Audit log files are usually rotated. Therefore, you must run this command not long after starting the host agent.

In the log file, you might see the map_create syscall is denied. To allow the eBPF sensor to make the syscall, you must create the SELinux policy and the program audit2allow.

  1. On Red Hat systems, install the policy as follows:
yum install policycoreutils-python
  1. With audit2allow, create raw policy files based on the log entries as shown in the following example:
grep ebpf /var/log/audit/audit.log | audit2allow -M instana_ebpf

The processing command creates the following files:

ls -Al | grep instana_ebpf
-rw-r--r--. 1 root                    root                      886 31. Aug 18:31 instana_ebpf.pp
-rw-r--r--. 1 root                    root                      239 31. Aug 18:31 instana_ebpf.te

The raw policy file instana_ebpf.te contains an instruction to allow the denied syscall as shown in the following example:

$ cat instana_ebpf.temodule instana_ebpf 1.0;require {
	type unconfined_service_t;
	class bpf map_create;
}#============= unconfined_service_t ==============#!!!! This avc is allowed in the current policy
allow unconfined_service_t self:bpf map_create;

This policy allows any application of type unconfined (very generic) to make the map_create syscall.

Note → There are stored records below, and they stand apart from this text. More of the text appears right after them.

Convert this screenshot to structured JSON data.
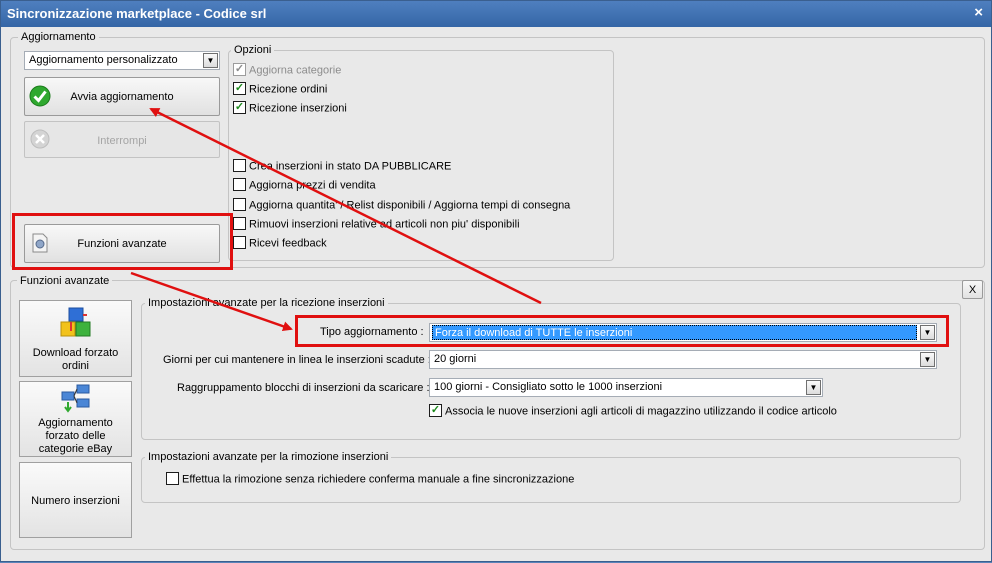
{
  "window": {
    "title": "Sincronizzazione marketplace - Codice srl",
    "close_label": "×"
  },
  "aggiornamento": {
    "legend": "Aggiornamento",
    "mode_value": "Aggiornamento personalizzato",
    "start_label": "Avvia aggiornamento",
    "stop_label": "Interrompi",
    "advanced_label": "Funzioni avanzate"
  },
  "opzioni": {
    "legend": "Opzioni",
    "items": [
      {
        "label": "Aggiorna categorie",
        "checked": true,
        "disabled": true
      },
      {
        "label": "Ricezione ordini",
        "checked": true,
        "disabled": false
      },
      {
        "label": "Ricezione inserzioni",
        "checked": true,
        "disabled": false
      },
      {
        "label": "Crea inserzioni in stato DA PUBBLICARE",
        "checked": false,
        "disabled": false
      },
      {
        "label": "Aggiorna prezzi di vendita",
        "checked": false,
        "disabled": false
      },
      {
        "label": "Aggiorna quantita' / Relist disponibili / Aggiorna tempi di consegna",
        "checked": false,
        "disabled": false
      },
      {
        "label": "Rimuovi inserzioni relative ad articoli non piu' disponibili",
        "checked": false,
        "disabled": false
      },
      {
        "label": "Ricevi feedback",
        "checked": false,
        "disabled": false
      }
    ]
  },
  "funzioni": {
    "legend": "Funzioni avanzate",
    "close_label": "X",
    "side_buttons": [
      {
        "label": "Download forzato ordini"
      },
      {
        "label": "Aggiornamento forzato delle categorie eBay"
      },
      {
        "label": "Numero inserzioni"
      }
    ],
    "ricezione": {
      "legend": "Impostazioni avanzate per la ricezione inserzioni",
      "tipo_label": "Tipo aggiornamento :",
      "tipo_value": "Forza il download di TUTTE le inserzioni",
      "giorni_label": "Giorni per cui mantenere in linea le inserzioni scadute :",
      "giorni_value": "20 giorni",
      "raggr_label": "Raggruppamento blocchi di inserzioni da scaricare :",
      "raggr_value": "100 giorni - Consigliato sotto le 1000 inserzioni",
      "associa_label": "Associa le nuove inserzioni agli articoli di magazzino utilizzando il codice articolo",
      "associa_checked": true
    },
    "rimozione": {
      "legend": "Impostazioni avanzate per la rimozione inserzioni",
      "effettua_label": "Effettua la rimozione senza richiedere conferma manuale a fine sincronizzazione",
      "effettua_checked": false
    }
  },
  "icons": {
    "start": "check-icon",
    "stop": "stop-icon",
    "advanced": "settings-icon",
    "download": "cubes-icon",
    "categories": "hierarchy-icon"
  },
  "colors": {
    "title_bar": "#3566a6",
    "annotation": "#e01010",
    "selection": "#3399ff"
  }
}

  1. In addition, the eBPF sensor needs a few more syscalls. You must edit the instana_ebpf.te file as shown in the following example:
$ cat instana_ebpf.te module instana_ebpf 1.0;require {
	type unconfined_service_t;
	class bpf { map_create map_read map_write prog_load prog_run };
}#============= unconfined_service_t ==============#!!!! This avc is allowed in the current policy
allow unconfined_service_t self:bpf { map_create map_read map_write prog_load prog_run };
  1. Re-write the file to a binary format as the instana_ebpf.mod file:
$ checkmodule -M -m -o instana_ebpf.mod instana_ebpf.te
checkmodule:  loading policy configuration from instana_ebpf.te
checkmodule:  policy configuration loaded
checkmodule:  writing binary representation (version 19) to instana_ebpf.mod
  1. Repackage the instana_ebpf.mod file as a loadable module:
semodule_package -o instana_ebpf.pp -m instana_ebpf.mod
  1. Apply the policy package:
semodule -i instana_ebpf.pp

Any unconfined process, such as the host agent can now make syscalls.